Cruz will fill out his coaching staff from the team at Alliance MMA in San Diego where he trains, and he promises a much different approach to coaching than you’ll see from his counterpart.
“Right now, I have Eric Del Fierro. I’m going to switch out wrestling coaches between Phil Davis and Adam Lynch—also from Penn State—who I brought in to get me ready for my past few camps. I’ll also have Adrian Melendez to help with boxing and Lloyd Irvin to help with BJJ. Those are pretty much the main guys that you’re going to see. As for me, you can expect a very hands-on approach—very straight, narrow, to the point. If I feel like people aren’t doing things right, I’ll call them out on it. I don’t beat around the bush. If you’re not shooting a double-leg correctly, I’m going to tell you that it sucks and that you need to redo it. I’m not there to play games. I’m there to work.”
After they’re finished with their coaching duties, the two rivals will once again stand opposite each other inside the Octagon, with the victor leaving with the UFC Bantamweight Title and—perhaps even more importantly—a 2-1 edge over his rival.

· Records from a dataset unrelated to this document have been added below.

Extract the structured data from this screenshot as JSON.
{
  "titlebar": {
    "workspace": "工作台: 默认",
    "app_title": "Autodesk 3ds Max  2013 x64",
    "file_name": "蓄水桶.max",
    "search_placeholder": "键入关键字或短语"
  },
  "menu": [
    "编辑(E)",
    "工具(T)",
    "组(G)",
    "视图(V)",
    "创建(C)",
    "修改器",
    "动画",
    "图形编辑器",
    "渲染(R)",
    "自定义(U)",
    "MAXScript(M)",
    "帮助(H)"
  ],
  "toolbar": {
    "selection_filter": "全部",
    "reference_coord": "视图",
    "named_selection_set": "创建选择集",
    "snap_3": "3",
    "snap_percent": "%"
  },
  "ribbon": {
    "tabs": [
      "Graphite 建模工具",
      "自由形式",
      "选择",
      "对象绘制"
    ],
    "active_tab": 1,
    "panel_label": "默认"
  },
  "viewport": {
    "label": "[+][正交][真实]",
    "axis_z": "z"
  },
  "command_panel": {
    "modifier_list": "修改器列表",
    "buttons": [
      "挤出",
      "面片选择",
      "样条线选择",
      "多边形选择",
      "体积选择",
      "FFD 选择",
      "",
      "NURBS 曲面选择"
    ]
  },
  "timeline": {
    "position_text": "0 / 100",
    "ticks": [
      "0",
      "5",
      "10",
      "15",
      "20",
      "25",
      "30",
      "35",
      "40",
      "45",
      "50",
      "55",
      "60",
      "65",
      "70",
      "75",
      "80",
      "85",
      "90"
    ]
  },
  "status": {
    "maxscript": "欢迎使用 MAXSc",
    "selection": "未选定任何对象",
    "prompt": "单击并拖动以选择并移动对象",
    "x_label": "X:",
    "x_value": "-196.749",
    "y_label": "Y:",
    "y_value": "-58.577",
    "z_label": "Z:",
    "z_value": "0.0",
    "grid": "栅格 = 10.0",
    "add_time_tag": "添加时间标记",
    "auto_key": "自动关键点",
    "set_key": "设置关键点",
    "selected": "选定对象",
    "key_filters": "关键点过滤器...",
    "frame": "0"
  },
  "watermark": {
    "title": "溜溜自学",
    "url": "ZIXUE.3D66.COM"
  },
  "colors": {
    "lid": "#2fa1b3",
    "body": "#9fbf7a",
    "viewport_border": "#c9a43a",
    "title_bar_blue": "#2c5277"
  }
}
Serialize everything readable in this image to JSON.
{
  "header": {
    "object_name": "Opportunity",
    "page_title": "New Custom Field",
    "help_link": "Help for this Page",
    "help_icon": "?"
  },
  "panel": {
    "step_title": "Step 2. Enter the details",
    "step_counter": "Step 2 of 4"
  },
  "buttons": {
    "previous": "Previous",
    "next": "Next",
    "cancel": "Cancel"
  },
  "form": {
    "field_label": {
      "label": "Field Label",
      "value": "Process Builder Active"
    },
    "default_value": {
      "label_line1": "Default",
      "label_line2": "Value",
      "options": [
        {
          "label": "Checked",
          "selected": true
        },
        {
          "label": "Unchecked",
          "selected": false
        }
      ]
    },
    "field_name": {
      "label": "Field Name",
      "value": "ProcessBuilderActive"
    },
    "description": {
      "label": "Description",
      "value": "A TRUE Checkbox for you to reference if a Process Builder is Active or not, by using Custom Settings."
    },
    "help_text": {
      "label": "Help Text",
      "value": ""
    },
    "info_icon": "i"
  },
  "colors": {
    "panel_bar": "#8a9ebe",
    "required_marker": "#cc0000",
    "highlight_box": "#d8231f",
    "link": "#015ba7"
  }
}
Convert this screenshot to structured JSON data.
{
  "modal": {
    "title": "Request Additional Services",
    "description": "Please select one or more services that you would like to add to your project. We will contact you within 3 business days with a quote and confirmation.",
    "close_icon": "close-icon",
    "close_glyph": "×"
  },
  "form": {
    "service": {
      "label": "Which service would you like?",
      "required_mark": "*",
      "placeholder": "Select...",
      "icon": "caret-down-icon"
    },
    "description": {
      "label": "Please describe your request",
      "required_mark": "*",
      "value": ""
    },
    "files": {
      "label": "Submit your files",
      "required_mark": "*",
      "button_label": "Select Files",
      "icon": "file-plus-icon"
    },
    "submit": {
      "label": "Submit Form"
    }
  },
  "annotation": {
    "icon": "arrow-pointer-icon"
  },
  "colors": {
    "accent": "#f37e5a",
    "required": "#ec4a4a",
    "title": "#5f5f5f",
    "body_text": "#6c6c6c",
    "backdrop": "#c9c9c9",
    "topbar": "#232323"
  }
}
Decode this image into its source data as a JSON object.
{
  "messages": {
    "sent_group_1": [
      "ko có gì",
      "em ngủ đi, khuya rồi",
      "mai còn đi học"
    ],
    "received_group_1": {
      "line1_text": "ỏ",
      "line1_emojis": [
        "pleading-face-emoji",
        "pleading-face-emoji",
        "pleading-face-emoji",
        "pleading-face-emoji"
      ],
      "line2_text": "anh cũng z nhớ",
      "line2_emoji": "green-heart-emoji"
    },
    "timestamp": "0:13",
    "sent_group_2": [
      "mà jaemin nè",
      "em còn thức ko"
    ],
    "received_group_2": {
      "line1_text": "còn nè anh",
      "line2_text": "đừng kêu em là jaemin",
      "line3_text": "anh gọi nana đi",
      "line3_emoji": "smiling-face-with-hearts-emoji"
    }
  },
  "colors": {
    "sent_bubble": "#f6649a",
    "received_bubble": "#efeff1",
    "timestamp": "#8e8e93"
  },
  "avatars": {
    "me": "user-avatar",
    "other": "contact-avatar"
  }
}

While Cruz believes that a victory over Faber this summer will provide a conclusive ending to the final chapter of their five-year feud, Faber isn’t opposed to another fight in the future.
“Our first fight was a very long time ago— we’re both different fighters,” says Faber. “When I beat him this second time, I won’t have any trouble giving him another shot, but there’s going to be some other guys in line as well. We’ll see how that goes. We’ll see how the fight plays out.”
If the move to Friday nights on FX and the new live format isn’t enough to entice you to watch The Ultimate Fighter Live, the first legitimate coaching rivalry in a long time should. With Cruz and Faber being asked to coexist and compete with one another for the next several weeks, this season should keep viewers glued to their chairs for the time being.
“I’m excited,” says Faber. “Not only is it going to be cool to help mold some of these future UFC studs, but also to get a lot of exposure for myself, my guys, and my team. There’s going to be a lot of perks to this thing.”
The Ultimate Fighter Brazil began filming the first international season of TUF in February, with MMA legends Vitor Belfort and Wanderlei Silva serving as opposing coaches. Fuel TV is currently in negotiations to air the 12-episode season in the United States.